Ridurre l’Accordo di Associazione con l’Unione Europea a pacco Amazon e conto corrente è come spiegare la Divina Commedia parlando solo di biglietti dell’autobus.
Beccari li ha citati alla Festa dell’Amicizia come esempi concreti, per rendere chiaro a tutti cosa significa vivere in un Paese che spesso deve cavarsela con eccezioni, cavilli e deroghe.
Ma c’è chi ha preferito strappare quelle frasi dal contesto, trasformarle in satira da quattro soldi e servire al pubblico la solita barzelletta.
Il problema è che non fa ridere.
Oggi i pacchi arrivano e i conti si aprono non perché abbiamo diritti certi, ma perché qualcuno chiude un occhio. Un giorno la multinazionale decide di consegnare, un altro blocca tutto per una disputa fiscale; una banca accetta il documento, un’altra storce il naso. È la differenza tra vivere di favori e vivere di regole.

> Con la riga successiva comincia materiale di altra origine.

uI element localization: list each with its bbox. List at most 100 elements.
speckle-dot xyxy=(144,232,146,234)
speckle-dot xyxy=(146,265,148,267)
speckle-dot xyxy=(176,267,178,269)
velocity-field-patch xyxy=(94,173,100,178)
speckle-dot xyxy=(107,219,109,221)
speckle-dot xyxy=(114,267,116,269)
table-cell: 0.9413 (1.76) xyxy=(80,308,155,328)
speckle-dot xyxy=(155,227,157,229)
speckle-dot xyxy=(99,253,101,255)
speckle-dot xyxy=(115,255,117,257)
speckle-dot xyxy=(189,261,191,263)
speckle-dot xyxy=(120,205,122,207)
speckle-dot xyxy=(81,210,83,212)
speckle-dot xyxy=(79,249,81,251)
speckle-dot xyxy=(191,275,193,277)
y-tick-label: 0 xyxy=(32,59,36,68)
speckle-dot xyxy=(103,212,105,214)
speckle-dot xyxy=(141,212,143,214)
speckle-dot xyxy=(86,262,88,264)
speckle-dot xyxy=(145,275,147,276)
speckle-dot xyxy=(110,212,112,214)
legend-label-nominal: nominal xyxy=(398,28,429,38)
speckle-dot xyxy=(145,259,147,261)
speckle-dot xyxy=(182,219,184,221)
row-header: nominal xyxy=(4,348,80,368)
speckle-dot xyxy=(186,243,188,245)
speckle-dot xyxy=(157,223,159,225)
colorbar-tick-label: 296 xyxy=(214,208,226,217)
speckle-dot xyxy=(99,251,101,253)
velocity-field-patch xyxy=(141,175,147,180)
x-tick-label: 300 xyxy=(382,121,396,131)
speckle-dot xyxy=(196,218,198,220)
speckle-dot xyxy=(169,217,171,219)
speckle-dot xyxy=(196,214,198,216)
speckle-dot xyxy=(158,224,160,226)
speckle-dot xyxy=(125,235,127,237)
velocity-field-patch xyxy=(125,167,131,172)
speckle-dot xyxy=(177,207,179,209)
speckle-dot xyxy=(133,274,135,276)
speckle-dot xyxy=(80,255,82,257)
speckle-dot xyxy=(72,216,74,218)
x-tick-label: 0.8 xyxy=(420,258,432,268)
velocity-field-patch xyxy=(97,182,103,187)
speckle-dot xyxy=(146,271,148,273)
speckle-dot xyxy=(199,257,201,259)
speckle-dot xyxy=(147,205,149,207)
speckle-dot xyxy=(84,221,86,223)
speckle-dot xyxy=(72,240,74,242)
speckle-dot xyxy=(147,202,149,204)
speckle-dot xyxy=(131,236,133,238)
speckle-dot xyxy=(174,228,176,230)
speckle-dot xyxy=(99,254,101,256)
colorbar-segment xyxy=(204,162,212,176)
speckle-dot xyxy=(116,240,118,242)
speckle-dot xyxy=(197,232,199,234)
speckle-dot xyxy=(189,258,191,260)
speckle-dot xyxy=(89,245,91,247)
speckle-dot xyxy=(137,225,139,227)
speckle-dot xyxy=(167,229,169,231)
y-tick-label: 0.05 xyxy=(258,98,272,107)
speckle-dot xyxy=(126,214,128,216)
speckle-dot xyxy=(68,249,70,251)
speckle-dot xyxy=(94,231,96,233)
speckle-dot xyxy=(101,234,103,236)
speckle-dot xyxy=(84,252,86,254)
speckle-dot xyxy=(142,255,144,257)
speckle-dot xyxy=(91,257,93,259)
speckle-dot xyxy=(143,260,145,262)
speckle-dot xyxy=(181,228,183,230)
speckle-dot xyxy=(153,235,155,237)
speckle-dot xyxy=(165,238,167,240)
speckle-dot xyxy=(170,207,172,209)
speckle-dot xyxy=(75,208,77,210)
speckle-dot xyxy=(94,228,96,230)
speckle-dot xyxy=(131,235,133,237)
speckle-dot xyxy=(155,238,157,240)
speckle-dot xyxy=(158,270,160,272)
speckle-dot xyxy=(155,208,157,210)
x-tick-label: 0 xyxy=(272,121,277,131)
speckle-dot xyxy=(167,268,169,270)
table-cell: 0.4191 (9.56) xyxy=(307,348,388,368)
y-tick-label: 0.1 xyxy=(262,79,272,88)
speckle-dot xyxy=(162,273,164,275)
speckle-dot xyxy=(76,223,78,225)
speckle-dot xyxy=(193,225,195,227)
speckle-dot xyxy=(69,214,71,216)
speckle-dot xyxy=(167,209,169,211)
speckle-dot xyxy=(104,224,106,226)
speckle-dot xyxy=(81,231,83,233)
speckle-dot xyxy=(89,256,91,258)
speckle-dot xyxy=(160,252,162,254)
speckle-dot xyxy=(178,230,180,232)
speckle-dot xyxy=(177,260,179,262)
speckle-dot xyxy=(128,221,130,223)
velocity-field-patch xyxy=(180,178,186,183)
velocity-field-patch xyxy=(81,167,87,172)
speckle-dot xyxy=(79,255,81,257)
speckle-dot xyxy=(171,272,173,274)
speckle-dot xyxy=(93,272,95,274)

Ecco il punto che sfugge – o che qualcuno finge di non vedere: con l’Accordo, certe cose diventano diritti garantiti. Non un favore concesso, non un’eccezione temporanea, ma una norma scritta dentro un quadro regolato europeo. Questo significa certezza del diritto, e questo significa competitività per imprese e cittadini.
Ma fa più comodo ridicolizzare, gridare alla “fregatura” e insultare il Segretario come “pugile suonato”. Perché è più facile banalizzare che spiegare.

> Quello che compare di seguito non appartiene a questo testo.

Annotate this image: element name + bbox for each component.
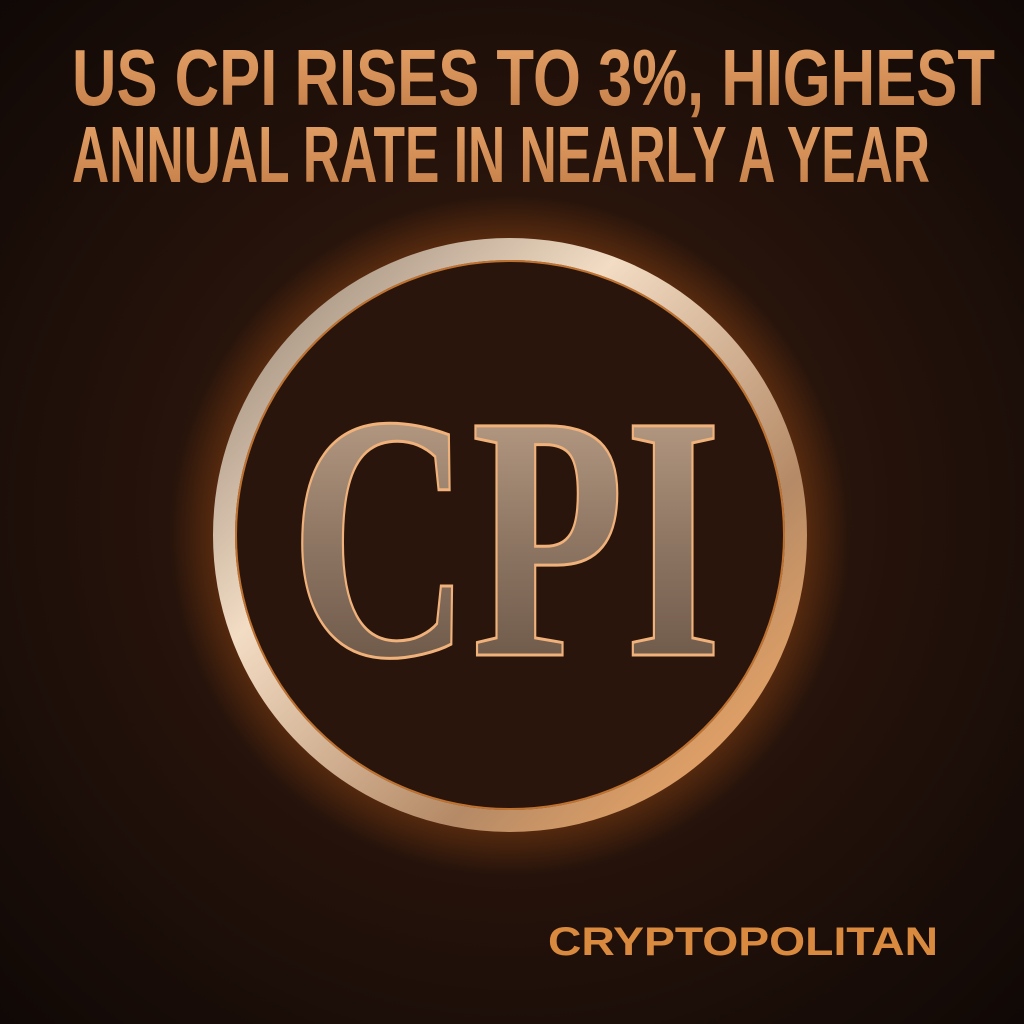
emblem-ring-edge	[235, 260, 785, 810]
emblem-disc	[230, 255, 790, 815]
emblem-text: CPI	[290, 343, 722, 731]
headline-line: ANNUAL RATE IN NEARLY A YEAR	[72, 110, 930, 199]
brand-name: CRYPTOPOLITAN	[548, 920, 938, 964]
headline-line: US CPI RISES TO 3%, HIGHEST	[72, 33, 995, 122]
emblem-ring	[213, 238, 807, 832]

Così si cancella il contenuto vero dell’Accordo: l’accesso regolato al mercato unico, la possibilità di difendere le nostre posizioni a Bruxelles, la certezza per aziende e lavoratori.
Trasformare tutto questo in una gag da bar è l’ennesima prova di come certa informazione non cerchi di chiarire, ma di confondere. Non è satira: è propaganda.
E alla fine, il rischio non è Bruxelles. Il rischio siamo noi, se continuiamo a ridurre la politica estera di un Paese a una barzelletta da social.